Goldman Sachs’ chief credit strategist notes that the drop in HY issuances in 2023 “is entirely driven by rising stars exceeding fallen angels”. As per Dealogic, H1 new borrowings by US High Yield companies is the lowest since 1995 at only $33.2bn. The overall $90bn raised by such companies in H1 predominantly reflects refinancing issuances than new borrowings, FT notes.
On the Onset of Disinflation in the US– Yardeni Research preside Edward Yardeni
“We could have a trifecta, really great numbers. Expected inflation on Monday was lower than expected, CPI was great and the PPI is going to be very good as well.

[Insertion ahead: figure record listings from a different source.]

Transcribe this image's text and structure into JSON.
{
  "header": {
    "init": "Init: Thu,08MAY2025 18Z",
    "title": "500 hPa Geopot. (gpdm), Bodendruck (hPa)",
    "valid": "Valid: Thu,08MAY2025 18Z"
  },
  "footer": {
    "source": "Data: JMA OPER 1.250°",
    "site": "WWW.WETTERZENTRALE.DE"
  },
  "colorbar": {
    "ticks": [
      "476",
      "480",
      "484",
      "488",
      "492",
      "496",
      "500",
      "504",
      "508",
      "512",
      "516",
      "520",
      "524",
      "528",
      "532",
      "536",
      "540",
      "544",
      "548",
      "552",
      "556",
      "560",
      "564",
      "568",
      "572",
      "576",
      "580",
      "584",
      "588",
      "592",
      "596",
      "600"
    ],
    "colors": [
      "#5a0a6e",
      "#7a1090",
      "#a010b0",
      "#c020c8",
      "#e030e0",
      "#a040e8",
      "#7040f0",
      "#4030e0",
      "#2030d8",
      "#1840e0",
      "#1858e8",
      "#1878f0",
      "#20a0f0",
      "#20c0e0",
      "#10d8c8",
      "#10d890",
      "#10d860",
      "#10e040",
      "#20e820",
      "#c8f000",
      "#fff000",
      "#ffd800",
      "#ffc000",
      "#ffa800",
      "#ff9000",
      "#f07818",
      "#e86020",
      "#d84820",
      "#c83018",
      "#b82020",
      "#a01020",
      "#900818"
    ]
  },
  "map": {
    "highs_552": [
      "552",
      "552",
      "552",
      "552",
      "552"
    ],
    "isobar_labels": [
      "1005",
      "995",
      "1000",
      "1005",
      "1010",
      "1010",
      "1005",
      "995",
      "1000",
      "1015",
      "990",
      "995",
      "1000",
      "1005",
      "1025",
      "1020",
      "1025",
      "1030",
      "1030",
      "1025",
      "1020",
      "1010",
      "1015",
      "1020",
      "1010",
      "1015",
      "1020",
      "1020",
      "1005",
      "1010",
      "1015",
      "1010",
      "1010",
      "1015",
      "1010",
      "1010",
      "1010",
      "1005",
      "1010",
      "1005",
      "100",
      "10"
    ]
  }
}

So, disinflation is here.”
On Interest Rate Decisions in the Eurozone – ECB
“It was seen as essential to communicate that monetary policy had still more ground to cover to bring inflation back to target in a timely manner…The view was held that the Governing Council could consider increasing interest rates beyond July, if necessary…(Market expectations at the time) could be judged as insufficient to bring inflation back (to 2%).”
On the Foreign Inflows into EM Portfolios in June – IIF economist Jonathan Fortun
“The emerging market credit outlook should continue to improve as growth slows, inflation eases and the geopolitical climate turns more market-friendly…Nevertheless, region-specific factors, upcoming elections and surprises in world markets could derail the momentum that is building.”
On a Shrinkage in the US Junk Bond Market
Andrzej Skiba, head of BlueBay US fixed income at RBC
“Dramatically lower issuance is really underpinning (junk bonds) in terms of valuations.”
Marty Fridson, CIO at Lehmann, Livian, Fridson Advisors
“It’s asymmetric…These conditions can cause the market to be overvalued, but they don’t protect you from a huge sell-off and a gapping down in prices when things turn around.”
Anders Persson, fixed income CIO at Nuveen
“…as we move into year-end, there are concerns that as recessionary headwinds start hitting the markets, we will see volatility pick up and spreads widen.”
Adam Abbas, co-head of fixed income at Harris Associates
“I view the high-yield asset class, especially double-Bs, (as) fairly vulnerable if we do move into a recession that’s not just a very minor and shallow and brief recession.”
Lotfi Karoui, chief credit strategist at Goldman Sachs“(The US junk bond supply shrinkage this year) is entirely driven by rising stars exceeding fallen angels, (although many recent upgrades reflect a) backlog essentially of rising star candidates that should have probably been upgraded in late 2020, mid-2021”.